2. A controller for the 3-phase converter according to claim 1, wherein the d and q axes components of predicted load current are used as said current value to be applied to the load.

3. A controller for the 3-phase converter according to claim 1, wherein the d and q axes components of predicted load current are used as said current value to be applied to the load, and a second-order prediction is conducted based on present and past values of load current in order to obtain a predicted value of load current.

4. A controller for the 3-phase converter according to claim 1, wherein a sampled data control system is used as said current minor loop and a finite time settlement control system is formed on the basis of an output voltage of the converter, output current of the converter, detected value or predicted value of load current and a converter output current command value.

5. A controller for the 3-phase converter according to claim 1, wherein a sampled data control system is used as said voltage major loop to obtain a current signal required to compensate deviation of output voltage of the converter and a finite time settlement control system is formed on the basis of a sine wave voltage reference and detected value of voltage of the output filter.

6. A controller for the 3-phase converter according to claim 1, wherein said output filter includes parallel capacitors and the current command value of d and q axes components of current to be applied to said parallel capacitors is applied to the curent minor loop.
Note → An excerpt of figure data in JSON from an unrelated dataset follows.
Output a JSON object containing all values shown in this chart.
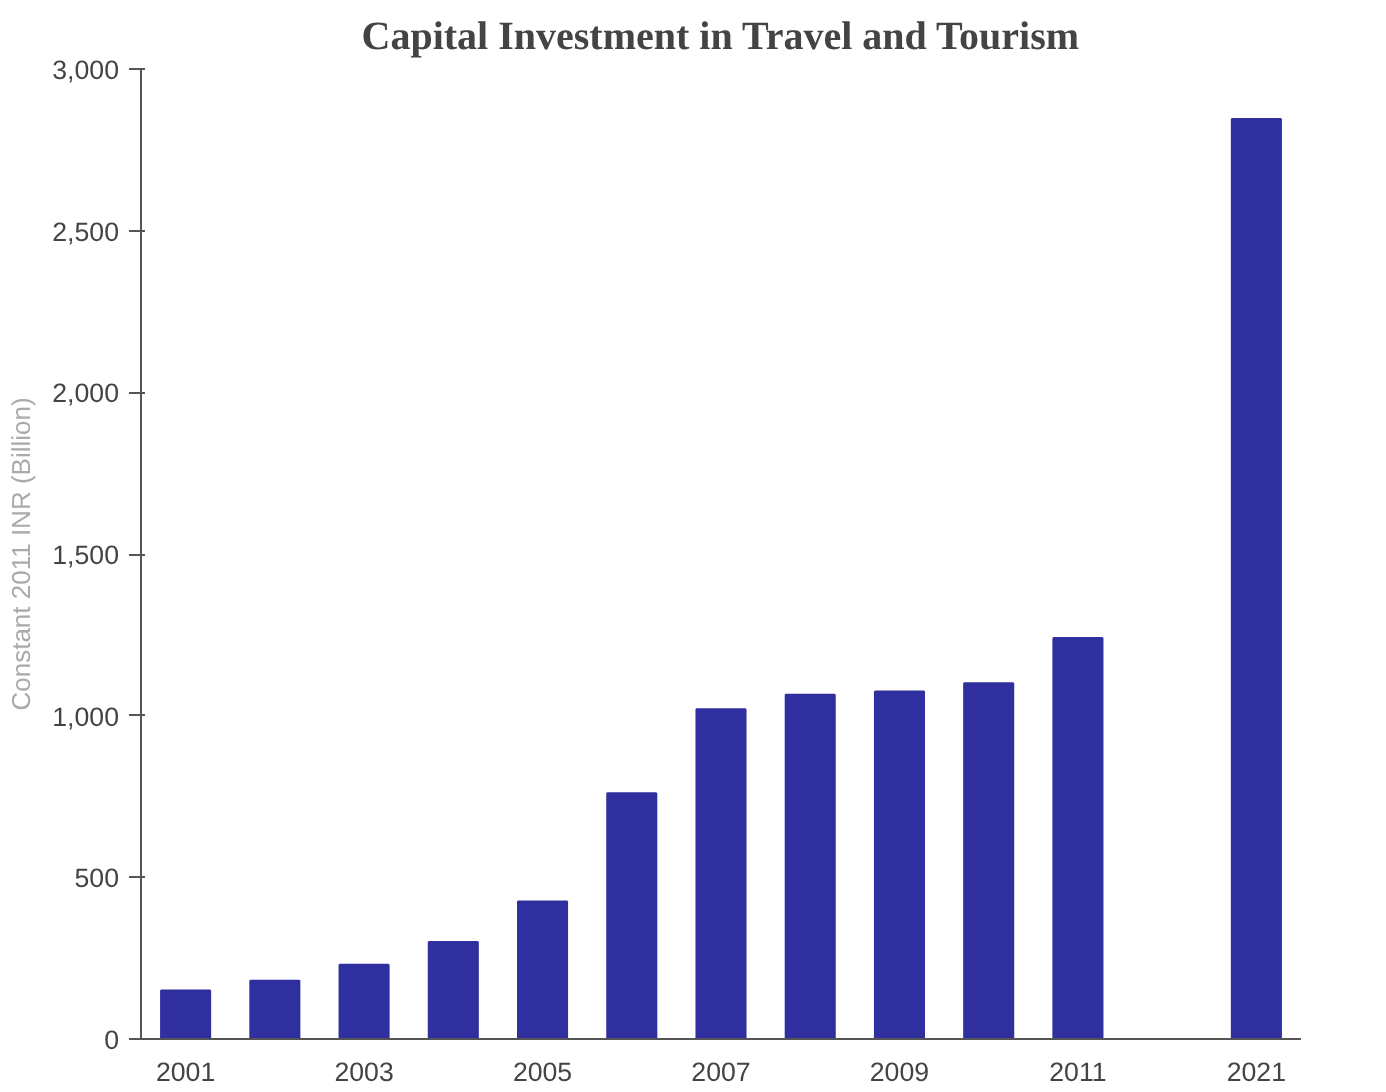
{
  "chart_data": {
    "type": "bar",
    "title": "Capital Investment in Travel and Tourism",
    "ylabel": "Constant 2011 INR (Billion)",
    "categories": [
      "2001",
      null,
      "2003",
      null,
      "2005",
      null,
      "2007",
      null,
      "2009",
      null,
      "2011",
      null,
      "2021"
    ],
    "values": [
      150,
      180,
      230,
      300,
      425,
      760,
      1020,
      1065,
      1075,
      1100,
      1240,
      null,
      2845
    ],
    "color": "#2f2f9f",
    "ylim": [
      0,
      3000
    ],
    "yticks": [
      {
        "value": 0,
        "label": "0"
      },
      {
        "value": 500,
        "label": "500"
      },
      {
        "value": 1000,
        "label": "1,000"
      },
      {
        "value": 1500,
        "label": "1,500"
      },
      {
        "value": 2000,
        "label": "2,000"
      },
      {
        "value": 2500,
        "label": "2,500"
      },
      {
        "value": 3000,
        "label": "3,000"
      }
    ],
    "grid": false
  }
}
7. A controller for the 3-phase converter according to claim 1, wherein said converter is formed by an inverter.

8. A controller for the 3-phase converter according to claim 1, wherein said converter is formed by a cycloconverter.

9. A controller for the 3-phase converter according to claim 1, wherein said converter is formed as a reversible converter to convert AC power to DC power or DC power to AC power.

10. A sampled data controller which comprises a 3-phase converter to convert power to a desired frequency by an ON-OFF control of electric valves and controls the output current to be applied to a load through inductances;

a controller for the 3-phase converter which comprises a current control circuit which accepts feedback of the d and q components of the output current of said converter and controls an instantaneous value of output current of the converter, wherein products of respective values of the d axis and q axis components of voltage applied to the inductances, and a value corresponding to the output frequency and sampling period of the converter is used as decoupling signal is applied in positive polarity to the q axis signal of the current control circuit while the q axis component of such decoupling signal is applied in negative polarity to the d axis signal of the current control circuit.

11. A controller for the 3-phase converter according to claim 10, wherein tan (.pi.fT) is used as a value corresponding to the output frequency (f) and sampling period (T) of the converter.

12. A controller for the 3-phase converter according to claim 10, wherein .pi.fT is used as a value in relation to the output frequency (f) and sampling period (T) of the converter.